In the spirit of my ongoing year of gratitude, I was overwhelmed by the unconditional love I received. My cousins and my aunt basically adopted me and fed me every evening — they drove me places without complaint. My other aunt and uncle hosted an enormous family breakfast. My uncle/godfather took me out for dinner. Me and my cousins spent a sloppy night or two out and about Orleans.
I hope they know how much I love them.
My Last Month in Berlin
What can I say about Berlin? I still ache so much for it, I find I’m too emotional to properly write anything. I haven’t even written my standard guide. I’m doubly emotional after the terrorist attack this past week at the Christmas market.
Now that I’m resettled into St. John’s, Berlin feels like a dream. I reflect on things I did a year ago; how can it be so long? Was it really a full year ago that I met my new friends Melanie and TJ at a comedy club for Christmas dinner? Has it actually been 365 days since my New Year’s Eve with two wonderful Danish women?
I’m not sure I fully appreciated my life in Berlin until my last month living there. The day before I left to move back to Canada, I invited some friends over for a few drinks. It was June 30th, so I blared a Canadian radio station and rocked my Trudeau sweater. At one point I was sweeping my bedroom floor and I broke down into tears, and my roommate came in to hold me. He literally just held me while I cried. And there it was again, that big looming word for 2016: gratitude.
My little group of friends in Berlin mean so much to me. They took a chance on a temporary expat, and they got to know me anyway. I cried the whole time I wrote this.

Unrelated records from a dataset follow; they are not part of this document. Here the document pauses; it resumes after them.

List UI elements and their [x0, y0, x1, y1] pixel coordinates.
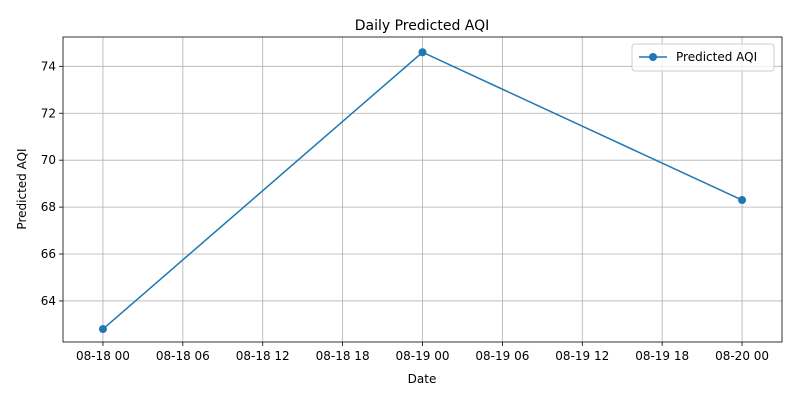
x-tick-label: 08-18 00 — [76, 349, 130, 363]
x-tick-label: 08-19 12 — [555, 349, 609, 363]
y-tick-label: 66 — [41, 247, 56, 261]
x-tick-label: 08-19 06 — [475, 349, 529, 363]
legend-marker-swatch — [649, 53, 657, 61]
y-axis-label: Predicted AQI — [15, 148, 29, 229]
x-tick-label: 08-19 00 — [396, 349, 450, 363]
data-point — [738, 196, 747, 205]
x-axis-ticks: 08-18 00 08-18 06 08-18 12 08-18 18 08-19 00… — [76, 342, 769, 363]
chart-title: Daily Predicted AQI — [355, 18, 490, 34]
data-point — [418, 48, 427, 57]
legend: Predicted AQI — [631, 43, 775, 72]
legend-frame — [631, 43, 775, 72]
x-tick-label: 08-18 06 — [156, 349, 210, 363]
y-tick-label: 68 — [41, 200, 56, 214]
y-tick-label: 70 — [41, 153, 56, 167]
data-point — [98, 325, 107, 334]
legend-label: Predicted AQI — [676, 50, 757, 64]
grid — [63, 37, 782, 342]
series-layer — [98, 48, 747, 334]
x-tick-label: 08-19 18 — [635, 349, 689, 363]
x-tick-label: 08-18 12 — [236, 349, 290, 363]
x-axis-label: Date — [408, 372, 437, 386]
y-axis-ticks: 64 66 68 70 72 74 — [41, 59, 63, 308]
x-tick-label: 08-20 00 — [715, 349, 769, 363]
y-tick-label: 74 — [41, 59, 56, 73]
y-tick-label: 64 — [41, 294, 56, 308]
y-tick-label: 72 — [41, 106, 56, 120]
x-tick-label: 08-18 18 — [316, 349, 370, 363]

My friend Trish came to visit, and my friend Ashley. I played tour guide and introduced them to my favourite places, like Sorsi, my much beloved wine bar in Prenzlauer Berg where the bartender knew my name. And Babelplatz, and the East Side Gallery, and beach bars along the Spree.
My favourite days were spent flaked out in the grass at Volkspark Friedrichshain, a bottle of Sternbourg in one hand and a cigar in the other. Or at the city’s oldest beer garden, Prater Garten, watching Eurocup go down. I can picture my street so clearly in my head; I can still hear the trams clicking by. The comforting din of humanity erased years of chronic insomnia. I’ve never been so well rested.
I was so mad and upset about being forced to leave Berlin. I was in no way ready. And I’m certain I’m not done with Berlin, but for now, I’m where I need to be.
I love not knowing what’s in store for 2017 — my life is so full of surprises. I’ll have minimal travel opportunity, but plenty of chances to grow, professionally. Maybe by the end of next year I’ll be skipping back to Berlin, or revisiting Ottawa, or travelling for a few months around Southeast Asia, or reuniting with Greece. And maybe I’ll still be in St. John’s.